Cada inicio de año viene cargado de promesas: nuevos planes anticorrupción, reformas institucionales, compromisos internacionales renovados. El lenguaje cambia poco; los diagnósticos se repiten. Mientras tanto, los patrones persisten: impunidad, selectividad en la justicia, redes de corrupción más complejas. Quizá el problema no sea la falta de propósitos, sino la resistencia a asumir aquellos que implican decisiones incómodas. Si la agenda anticorrupción quiere tomarse en serio este 2026, al menos estos compromisos deberían dejar de ser aspiraciones y convertirse en prioridades reales.

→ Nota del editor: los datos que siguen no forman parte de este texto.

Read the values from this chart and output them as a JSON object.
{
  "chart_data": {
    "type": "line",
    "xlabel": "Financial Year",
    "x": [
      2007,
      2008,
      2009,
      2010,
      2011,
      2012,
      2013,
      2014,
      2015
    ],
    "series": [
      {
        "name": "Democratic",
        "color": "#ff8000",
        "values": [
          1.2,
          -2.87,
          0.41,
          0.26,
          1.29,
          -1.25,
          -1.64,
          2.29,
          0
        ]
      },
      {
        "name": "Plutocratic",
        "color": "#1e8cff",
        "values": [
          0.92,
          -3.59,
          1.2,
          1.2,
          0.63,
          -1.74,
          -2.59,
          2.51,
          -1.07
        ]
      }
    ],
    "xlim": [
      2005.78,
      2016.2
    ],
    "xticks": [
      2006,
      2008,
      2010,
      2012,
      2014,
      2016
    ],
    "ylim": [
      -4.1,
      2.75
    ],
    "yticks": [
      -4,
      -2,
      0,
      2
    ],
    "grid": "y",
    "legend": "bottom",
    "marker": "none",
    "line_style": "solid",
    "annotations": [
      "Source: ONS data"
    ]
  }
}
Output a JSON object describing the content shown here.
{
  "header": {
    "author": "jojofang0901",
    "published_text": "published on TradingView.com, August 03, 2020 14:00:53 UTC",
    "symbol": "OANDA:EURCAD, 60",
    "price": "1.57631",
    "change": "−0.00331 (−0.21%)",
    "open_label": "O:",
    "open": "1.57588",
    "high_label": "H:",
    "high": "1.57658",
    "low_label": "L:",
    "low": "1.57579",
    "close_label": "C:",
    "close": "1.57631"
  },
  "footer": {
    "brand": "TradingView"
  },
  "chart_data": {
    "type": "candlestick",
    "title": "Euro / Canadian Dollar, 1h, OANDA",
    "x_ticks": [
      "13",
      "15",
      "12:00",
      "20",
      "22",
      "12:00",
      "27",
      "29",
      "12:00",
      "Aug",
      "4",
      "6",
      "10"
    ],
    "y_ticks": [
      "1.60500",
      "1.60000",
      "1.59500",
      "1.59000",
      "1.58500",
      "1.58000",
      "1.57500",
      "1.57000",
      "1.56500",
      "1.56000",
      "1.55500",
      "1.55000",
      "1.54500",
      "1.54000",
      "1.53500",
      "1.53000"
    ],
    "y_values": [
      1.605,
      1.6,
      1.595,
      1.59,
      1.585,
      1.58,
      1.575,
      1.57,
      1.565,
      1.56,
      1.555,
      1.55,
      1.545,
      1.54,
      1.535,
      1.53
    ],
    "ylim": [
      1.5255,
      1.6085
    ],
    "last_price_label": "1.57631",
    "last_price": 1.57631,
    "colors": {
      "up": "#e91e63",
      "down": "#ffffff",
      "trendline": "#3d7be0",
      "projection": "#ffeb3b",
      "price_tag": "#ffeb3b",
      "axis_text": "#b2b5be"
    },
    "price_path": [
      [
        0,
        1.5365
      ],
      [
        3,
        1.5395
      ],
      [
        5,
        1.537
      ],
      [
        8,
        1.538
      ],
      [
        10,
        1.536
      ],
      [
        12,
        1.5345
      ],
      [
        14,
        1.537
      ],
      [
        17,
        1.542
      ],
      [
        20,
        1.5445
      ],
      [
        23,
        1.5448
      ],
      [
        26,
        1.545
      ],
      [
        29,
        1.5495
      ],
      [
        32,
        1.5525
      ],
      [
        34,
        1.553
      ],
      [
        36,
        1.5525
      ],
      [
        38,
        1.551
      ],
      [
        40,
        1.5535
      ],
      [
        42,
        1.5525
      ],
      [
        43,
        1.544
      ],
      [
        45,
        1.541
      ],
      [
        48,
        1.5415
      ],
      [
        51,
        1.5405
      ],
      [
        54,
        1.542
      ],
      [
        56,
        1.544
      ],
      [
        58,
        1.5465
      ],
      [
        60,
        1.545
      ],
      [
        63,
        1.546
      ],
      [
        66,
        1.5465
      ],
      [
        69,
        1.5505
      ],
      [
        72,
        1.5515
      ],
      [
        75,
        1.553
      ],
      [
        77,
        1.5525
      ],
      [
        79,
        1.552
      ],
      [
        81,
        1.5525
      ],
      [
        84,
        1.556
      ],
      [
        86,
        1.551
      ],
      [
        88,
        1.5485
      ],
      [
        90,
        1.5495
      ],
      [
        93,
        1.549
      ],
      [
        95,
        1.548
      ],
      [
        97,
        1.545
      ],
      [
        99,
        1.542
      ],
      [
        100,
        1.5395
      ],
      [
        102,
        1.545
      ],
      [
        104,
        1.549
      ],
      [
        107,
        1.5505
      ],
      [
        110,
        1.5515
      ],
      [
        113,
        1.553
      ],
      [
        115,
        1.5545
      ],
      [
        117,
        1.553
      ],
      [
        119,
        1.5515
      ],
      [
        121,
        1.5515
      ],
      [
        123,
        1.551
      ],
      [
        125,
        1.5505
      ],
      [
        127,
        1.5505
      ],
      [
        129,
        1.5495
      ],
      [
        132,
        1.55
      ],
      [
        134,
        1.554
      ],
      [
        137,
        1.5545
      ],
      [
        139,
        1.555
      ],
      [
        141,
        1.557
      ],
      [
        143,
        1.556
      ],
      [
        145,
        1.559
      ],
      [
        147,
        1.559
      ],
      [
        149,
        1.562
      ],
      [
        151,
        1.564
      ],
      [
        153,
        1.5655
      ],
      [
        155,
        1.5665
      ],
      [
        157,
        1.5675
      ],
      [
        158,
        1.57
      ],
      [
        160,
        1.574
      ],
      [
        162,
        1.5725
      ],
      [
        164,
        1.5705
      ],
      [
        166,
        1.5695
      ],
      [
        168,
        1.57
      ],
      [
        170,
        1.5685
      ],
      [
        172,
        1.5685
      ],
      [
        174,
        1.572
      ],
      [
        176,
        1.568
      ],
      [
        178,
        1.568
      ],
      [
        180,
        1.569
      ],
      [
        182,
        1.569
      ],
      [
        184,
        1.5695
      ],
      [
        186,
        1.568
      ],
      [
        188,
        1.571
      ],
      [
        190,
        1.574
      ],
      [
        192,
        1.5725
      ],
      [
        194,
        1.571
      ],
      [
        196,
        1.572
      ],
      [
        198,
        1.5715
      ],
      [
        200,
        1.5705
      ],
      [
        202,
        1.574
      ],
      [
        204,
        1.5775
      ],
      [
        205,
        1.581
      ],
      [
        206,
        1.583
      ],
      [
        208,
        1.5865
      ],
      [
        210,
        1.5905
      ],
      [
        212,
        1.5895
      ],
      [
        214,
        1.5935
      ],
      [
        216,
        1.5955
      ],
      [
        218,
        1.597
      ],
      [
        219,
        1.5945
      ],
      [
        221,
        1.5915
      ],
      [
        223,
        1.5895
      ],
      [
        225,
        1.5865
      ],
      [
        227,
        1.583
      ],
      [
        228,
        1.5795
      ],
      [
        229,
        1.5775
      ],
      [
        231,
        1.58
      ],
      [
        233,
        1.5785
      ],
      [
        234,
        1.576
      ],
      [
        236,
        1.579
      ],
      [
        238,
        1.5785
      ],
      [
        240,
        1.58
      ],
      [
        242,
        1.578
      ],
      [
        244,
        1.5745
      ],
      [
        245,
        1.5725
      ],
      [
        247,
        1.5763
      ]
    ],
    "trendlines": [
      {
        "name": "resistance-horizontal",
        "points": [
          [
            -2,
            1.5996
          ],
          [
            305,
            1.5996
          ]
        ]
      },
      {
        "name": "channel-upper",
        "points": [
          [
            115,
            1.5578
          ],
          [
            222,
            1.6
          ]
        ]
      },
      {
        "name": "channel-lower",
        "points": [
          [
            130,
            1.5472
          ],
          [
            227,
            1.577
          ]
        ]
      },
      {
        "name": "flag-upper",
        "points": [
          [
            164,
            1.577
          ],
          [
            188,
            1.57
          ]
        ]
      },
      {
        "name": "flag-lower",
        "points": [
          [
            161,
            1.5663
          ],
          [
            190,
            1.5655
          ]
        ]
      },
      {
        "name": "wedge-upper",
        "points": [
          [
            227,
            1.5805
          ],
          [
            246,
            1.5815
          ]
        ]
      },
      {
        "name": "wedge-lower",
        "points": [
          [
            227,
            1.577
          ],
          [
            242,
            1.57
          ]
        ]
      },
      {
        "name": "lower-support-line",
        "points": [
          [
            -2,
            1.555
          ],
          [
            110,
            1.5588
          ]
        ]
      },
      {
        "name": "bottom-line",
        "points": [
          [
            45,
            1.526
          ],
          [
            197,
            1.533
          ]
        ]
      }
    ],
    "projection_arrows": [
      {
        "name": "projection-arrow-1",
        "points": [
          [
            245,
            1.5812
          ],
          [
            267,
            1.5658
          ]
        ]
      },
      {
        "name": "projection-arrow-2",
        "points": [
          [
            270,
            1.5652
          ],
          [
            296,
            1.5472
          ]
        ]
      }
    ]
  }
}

Nombrar y medir la corrupción sexual: lo que no se registra no existe . La corrupción sexual, o el abuso de poder para obtener favores sexuales, sigue ausente de las estadísticas oficiales. No aparece en los indicadores, rara vez se denuncia y casi nunca se investiga como corrupción. Esto no es un vacío técnico, sino político. Lo que no se mide no se persigue, y lo que no se registra queda fuera de las prioridades institucionales. El estigma hacia las víctimas y los marcos legales insuficientes han servido como excusa para mantener este fenómeno en la periferia. Reconocer la corrupción sexual no basta. Medirla, diseñar indicadores y generar datos comparables es un paso indispensable para dejar de tratarla como una anomalía y asumirla como una forma de abuso de poder que afecta principalmente a las mujeres.

Persecución penal selectiva: quién decide qué casos se investigan. La impunidad no siempre es sinónimo de inacción. Muchas veces es el resultado de decisiones deliberadas sobre qué investigar, a quién perseguir y qué casos ignorar. Las fiscalías operan con recursos limitados, pero rara vez explican públicamente los criterios que guían sus prioridades. ¿Por qué ciertos casos avanzan rápidamente mientras otros, igual de documentados, se estancan o desaparecen? La falta de transparencia en estas decisiones erosiona la confianza en las instituciones y refuerza la idea de que la política anticorrupción se aplica de forma selectiva. Sin una política de persecución penal clara sobre qué casos se persiguen y cómo se investigan y sancionan, la justicia corre el riesgo de seguir siendo herramienta de castigo político.

Seguir el dinero requiere capacidades avanzadas El reportaje “The Coin Laundry” del Consorcio Internacional de Periodistas de Investigación (ICIJ) mostró, una vez más, cómo operan las estructuras de lavado de dinero transnacionales y diseñadas para evadir sanciones. Estos esquemas no se desmantelan solo con voluntad política. Requieren capacidades analíticas reales y equipos multidisciplinarios: especialistas financieros, analistas de datos, periodistas de investigación, autoridades con acceso a información de beneficiarios finales. Invertir en este tipo de ca pacidades no es un lujo. Es una condición básica para enfrentar formas de corrupción que ya no operan de manera simple, sino a través de complejos entramados legales, corporativos y financieros.

Los propósitos de Año Nuevo tienen sentido si se traducen en acciones que cambian inercias institucionales. En la agenda anticorrupción, eso implica asumir costos: enfrentar intereses, invertir en capacidades de investigación y exponer zonas de poder que históricamente han permanecido protegidas. La corrupción no sobrevive por falta de diagnósticos ni de compromisos internacionales. Sobrevive porque mirar de frente ciertas prácticas, medirlas e investigarlas sigue siendo una decisión que muchos prefieren evitar. Quizá este año el verdadero propósito debería ser dejar de prometer en temas anticorrupción y empezar a mostrar resultados.